Wobei das, was Astrid Lindgren dann erwidert, ja nun wirklich Hand und Fuß hat: Dass es ja die heutigen Kinder seien, die irgendwann die Welt übernehmen würden. Oder zumindest das, was wir noch von ihr übrig ließen. Und dass es die Kinder seien, die dann über Krieg und Frieden bestimmten und darüber, in was für einer Welt sie leben wollen. Meine Güte, welch weisen Worte. In ihnen steckt ja auch, dass es eben nun einmal Erwachsene sind, die Kinder erziehen und ihnen – mal recht, mal schlecht – Vorbild sind. Selbst bestimmen, in was für einer Welt sie leben wollen – das sind Gedanken, die über 40 Jahre später in „Fridays for future“ eine krasse Bestätigung erfahren. Ach ja, das Preisgeld in Höhe von 10.000 DM stiftete die Autorin hälftig an die Münchner Aktion „Das fröhliche Krankenzimmer“ und an eine schwedische Aktion für Kinder. So viel zum Thema Vorbild…

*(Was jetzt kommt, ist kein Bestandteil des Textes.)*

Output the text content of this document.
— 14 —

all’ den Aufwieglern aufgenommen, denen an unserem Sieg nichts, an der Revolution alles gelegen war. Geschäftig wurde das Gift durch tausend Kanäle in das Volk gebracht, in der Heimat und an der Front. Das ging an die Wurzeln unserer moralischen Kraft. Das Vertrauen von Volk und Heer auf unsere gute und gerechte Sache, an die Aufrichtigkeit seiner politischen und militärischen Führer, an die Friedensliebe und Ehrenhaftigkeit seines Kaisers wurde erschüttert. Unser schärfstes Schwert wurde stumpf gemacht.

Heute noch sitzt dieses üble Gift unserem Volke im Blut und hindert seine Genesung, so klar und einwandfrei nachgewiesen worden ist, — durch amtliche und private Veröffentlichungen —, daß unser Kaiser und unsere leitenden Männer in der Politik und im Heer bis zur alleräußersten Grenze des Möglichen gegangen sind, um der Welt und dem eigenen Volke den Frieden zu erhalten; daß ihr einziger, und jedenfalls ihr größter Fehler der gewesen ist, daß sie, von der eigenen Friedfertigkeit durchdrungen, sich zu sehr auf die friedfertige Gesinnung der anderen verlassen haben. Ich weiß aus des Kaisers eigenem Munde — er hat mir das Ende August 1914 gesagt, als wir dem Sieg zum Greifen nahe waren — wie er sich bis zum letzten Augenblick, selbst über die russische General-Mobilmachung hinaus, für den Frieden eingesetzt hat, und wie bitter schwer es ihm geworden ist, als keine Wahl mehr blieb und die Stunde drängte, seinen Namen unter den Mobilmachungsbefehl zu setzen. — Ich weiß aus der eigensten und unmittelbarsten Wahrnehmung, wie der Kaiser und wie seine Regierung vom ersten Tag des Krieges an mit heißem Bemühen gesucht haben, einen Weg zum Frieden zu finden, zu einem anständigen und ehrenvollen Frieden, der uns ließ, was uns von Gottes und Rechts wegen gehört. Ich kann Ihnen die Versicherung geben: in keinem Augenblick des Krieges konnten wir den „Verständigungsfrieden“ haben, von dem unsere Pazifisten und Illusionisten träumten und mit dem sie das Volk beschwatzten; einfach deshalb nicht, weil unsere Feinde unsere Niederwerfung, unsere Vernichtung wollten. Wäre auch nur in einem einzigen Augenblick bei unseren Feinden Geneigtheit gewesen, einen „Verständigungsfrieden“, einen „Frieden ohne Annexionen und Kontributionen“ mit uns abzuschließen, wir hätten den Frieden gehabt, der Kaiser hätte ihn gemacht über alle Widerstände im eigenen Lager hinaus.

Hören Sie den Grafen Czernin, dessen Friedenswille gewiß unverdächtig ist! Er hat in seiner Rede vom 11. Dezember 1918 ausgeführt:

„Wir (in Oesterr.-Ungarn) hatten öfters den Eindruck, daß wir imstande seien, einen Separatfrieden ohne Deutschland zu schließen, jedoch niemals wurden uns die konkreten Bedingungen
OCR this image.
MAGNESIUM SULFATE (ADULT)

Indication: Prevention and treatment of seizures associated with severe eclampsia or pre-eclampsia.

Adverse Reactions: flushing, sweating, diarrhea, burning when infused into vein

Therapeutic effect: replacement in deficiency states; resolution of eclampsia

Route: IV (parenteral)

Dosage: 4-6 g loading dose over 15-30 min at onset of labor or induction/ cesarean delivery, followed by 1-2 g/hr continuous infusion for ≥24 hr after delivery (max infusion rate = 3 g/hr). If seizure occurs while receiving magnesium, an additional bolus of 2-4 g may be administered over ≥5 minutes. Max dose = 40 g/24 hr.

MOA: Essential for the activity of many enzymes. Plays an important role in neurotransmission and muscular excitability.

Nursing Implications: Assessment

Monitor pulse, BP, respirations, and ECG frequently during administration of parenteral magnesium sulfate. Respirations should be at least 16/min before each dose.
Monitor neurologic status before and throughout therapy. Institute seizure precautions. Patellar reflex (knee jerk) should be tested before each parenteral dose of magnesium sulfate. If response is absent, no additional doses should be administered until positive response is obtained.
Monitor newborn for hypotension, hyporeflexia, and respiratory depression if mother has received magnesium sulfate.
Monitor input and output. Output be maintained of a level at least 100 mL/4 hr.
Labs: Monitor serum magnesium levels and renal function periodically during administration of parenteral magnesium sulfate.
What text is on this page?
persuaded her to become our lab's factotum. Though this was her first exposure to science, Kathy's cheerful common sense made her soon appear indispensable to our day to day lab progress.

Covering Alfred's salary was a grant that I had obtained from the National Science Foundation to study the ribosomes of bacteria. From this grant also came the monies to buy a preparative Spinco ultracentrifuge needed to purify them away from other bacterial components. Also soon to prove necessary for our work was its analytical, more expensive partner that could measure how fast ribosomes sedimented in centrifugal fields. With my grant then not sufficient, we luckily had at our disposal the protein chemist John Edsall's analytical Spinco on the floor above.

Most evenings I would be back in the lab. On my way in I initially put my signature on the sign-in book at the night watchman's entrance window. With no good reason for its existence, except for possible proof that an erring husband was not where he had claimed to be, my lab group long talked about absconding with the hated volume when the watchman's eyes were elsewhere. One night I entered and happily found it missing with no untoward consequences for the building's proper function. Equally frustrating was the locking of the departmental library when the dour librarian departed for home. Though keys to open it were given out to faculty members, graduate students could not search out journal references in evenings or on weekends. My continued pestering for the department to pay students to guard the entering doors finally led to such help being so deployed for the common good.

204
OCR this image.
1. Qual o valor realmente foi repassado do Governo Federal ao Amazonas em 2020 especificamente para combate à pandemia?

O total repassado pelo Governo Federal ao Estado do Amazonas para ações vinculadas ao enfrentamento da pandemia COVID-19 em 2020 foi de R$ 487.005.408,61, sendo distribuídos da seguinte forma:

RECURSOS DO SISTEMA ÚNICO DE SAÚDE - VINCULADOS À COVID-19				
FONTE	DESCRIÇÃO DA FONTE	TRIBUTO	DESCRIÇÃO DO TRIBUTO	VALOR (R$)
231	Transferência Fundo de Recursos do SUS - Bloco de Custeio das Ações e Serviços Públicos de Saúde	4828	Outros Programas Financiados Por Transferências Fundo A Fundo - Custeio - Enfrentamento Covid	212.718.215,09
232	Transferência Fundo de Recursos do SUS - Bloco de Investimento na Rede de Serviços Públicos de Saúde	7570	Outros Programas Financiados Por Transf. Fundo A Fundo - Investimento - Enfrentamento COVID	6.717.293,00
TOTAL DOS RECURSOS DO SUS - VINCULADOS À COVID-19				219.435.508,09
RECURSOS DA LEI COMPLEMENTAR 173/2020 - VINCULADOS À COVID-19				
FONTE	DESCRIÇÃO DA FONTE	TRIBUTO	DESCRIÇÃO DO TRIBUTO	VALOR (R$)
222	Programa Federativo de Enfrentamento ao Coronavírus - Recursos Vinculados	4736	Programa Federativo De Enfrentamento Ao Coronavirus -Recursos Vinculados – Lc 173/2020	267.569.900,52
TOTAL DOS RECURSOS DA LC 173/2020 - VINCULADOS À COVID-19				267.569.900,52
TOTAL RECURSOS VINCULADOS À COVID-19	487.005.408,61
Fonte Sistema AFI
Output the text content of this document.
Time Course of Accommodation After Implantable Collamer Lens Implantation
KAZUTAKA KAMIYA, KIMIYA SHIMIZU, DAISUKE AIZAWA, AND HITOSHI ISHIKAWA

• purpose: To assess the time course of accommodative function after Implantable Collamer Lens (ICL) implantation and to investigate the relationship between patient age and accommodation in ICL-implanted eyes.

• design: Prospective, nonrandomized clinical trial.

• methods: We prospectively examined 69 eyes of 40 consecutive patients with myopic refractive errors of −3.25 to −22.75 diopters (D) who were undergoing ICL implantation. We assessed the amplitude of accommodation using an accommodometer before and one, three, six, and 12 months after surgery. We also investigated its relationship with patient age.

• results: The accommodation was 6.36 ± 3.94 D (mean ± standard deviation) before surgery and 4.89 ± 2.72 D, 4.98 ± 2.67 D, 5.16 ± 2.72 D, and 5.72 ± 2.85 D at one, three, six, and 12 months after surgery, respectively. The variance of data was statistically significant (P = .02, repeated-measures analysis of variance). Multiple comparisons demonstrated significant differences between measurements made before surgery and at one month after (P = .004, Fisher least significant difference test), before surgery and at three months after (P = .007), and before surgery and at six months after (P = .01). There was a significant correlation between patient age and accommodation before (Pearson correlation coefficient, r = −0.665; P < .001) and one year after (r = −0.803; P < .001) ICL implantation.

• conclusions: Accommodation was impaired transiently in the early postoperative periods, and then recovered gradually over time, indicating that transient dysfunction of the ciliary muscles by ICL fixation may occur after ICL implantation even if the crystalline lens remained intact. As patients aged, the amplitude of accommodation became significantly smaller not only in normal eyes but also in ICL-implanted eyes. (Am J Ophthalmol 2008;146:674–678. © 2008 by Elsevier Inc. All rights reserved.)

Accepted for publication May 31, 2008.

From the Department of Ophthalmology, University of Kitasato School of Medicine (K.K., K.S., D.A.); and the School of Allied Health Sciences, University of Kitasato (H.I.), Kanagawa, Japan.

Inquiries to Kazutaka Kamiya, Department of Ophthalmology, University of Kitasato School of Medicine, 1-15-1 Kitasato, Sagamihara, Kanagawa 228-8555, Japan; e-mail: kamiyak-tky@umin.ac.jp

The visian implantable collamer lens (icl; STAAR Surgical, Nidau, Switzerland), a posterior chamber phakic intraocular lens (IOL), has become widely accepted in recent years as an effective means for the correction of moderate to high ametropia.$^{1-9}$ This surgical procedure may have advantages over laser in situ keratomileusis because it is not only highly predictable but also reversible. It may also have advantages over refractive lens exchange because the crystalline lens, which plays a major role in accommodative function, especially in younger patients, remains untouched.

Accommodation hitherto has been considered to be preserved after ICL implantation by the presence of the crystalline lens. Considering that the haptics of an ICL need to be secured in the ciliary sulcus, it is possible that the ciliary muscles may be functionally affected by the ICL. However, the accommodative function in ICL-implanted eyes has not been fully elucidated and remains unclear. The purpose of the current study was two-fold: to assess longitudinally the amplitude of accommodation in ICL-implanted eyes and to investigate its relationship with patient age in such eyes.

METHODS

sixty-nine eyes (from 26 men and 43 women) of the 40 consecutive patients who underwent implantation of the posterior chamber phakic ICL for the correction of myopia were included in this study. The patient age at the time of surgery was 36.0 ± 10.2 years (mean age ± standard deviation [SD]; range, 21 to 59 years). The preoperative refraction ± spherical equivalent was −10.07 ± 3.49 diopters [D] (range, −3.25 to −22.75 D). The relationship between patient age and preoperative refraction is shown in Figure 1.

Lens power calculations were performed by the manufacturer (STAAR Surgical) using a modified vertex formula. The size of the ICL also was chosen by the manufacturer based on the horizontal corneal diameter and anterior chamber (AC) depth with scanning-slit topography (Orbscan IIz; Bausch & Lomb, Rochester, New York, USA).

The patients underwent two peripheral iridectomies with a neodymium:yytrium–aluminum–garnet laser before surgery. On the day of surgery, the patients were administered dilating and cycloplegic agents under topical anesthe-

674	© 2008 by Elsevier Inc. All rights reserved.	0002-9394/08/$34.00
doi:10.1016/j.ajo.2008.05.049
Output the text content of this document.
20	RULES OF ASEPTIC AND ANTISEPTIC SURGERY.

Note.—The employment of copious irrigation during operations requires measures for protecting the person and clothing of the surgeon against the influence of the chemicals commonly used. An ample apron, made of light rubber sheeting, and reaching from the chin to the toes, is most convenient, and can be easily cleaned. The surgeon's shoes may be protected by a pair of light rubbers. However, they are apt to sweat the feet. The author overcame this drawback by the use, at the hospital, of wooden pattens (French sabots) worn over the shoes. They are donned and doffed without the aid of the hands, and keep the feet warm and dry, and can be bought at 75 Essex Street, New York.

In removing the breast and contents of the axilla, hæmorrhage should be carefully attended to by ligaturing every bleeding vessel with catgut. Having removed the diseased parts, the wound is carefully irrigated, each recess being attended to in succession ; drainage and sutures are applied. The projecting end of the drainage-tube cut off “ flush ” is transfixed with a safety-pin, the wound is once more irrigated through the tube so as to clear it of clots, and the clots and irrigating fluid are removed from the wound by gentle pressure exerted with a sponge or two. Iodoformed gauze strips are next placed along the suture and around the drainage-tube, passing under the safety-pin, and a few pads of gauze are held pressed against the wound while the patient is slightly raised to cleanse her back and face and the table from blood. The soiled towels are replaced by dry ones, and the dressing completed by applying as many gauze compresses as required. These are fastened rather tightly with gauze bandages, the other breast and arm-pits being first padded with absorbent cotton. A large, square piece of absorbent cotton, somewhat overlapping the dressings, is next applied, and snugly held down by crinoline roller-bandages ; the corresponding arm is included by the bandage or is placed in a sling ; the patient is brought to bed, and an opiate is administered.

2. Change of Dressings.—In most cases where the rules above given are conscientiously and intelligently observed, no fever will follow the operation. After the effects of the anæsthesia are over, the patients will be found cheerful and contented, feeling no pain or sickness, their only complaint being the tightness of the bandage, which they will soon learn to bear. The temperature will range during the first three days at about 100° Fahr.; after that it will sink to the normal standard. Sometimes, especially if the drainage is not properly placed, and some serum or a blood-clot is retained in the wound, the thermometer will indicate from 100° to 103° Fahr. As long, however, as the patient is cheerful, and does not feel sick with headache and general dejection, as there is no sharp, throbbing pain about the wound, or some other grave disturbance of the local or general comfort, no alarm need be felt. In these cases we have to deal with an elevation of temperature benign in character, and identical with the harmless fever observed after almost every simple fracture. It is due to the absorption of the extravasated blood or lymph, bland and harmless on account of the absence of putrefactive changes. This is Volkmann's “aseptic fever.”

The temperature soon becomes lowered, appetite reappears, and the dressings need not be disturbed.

Schade, dass Astrid Lindgren nie einen Literaturnobelpreis erhalten hat. Aber immerhin: 1994 erhielt sie den alternativen Nobelpreis für ihr Engagement für die Rechte von Kindern. Und das ist gut so! Denn: Astrid Lindgrens Figuren erzählen uns bis heute eine Menge, auch über friedliches Miteinander. Daher sind Kalle Blomquist und Co auch für Kinder von heute lesenswert. Lesenswert für kleine und für große Kinder. Ich… fange heute gleich noch einmal damit an.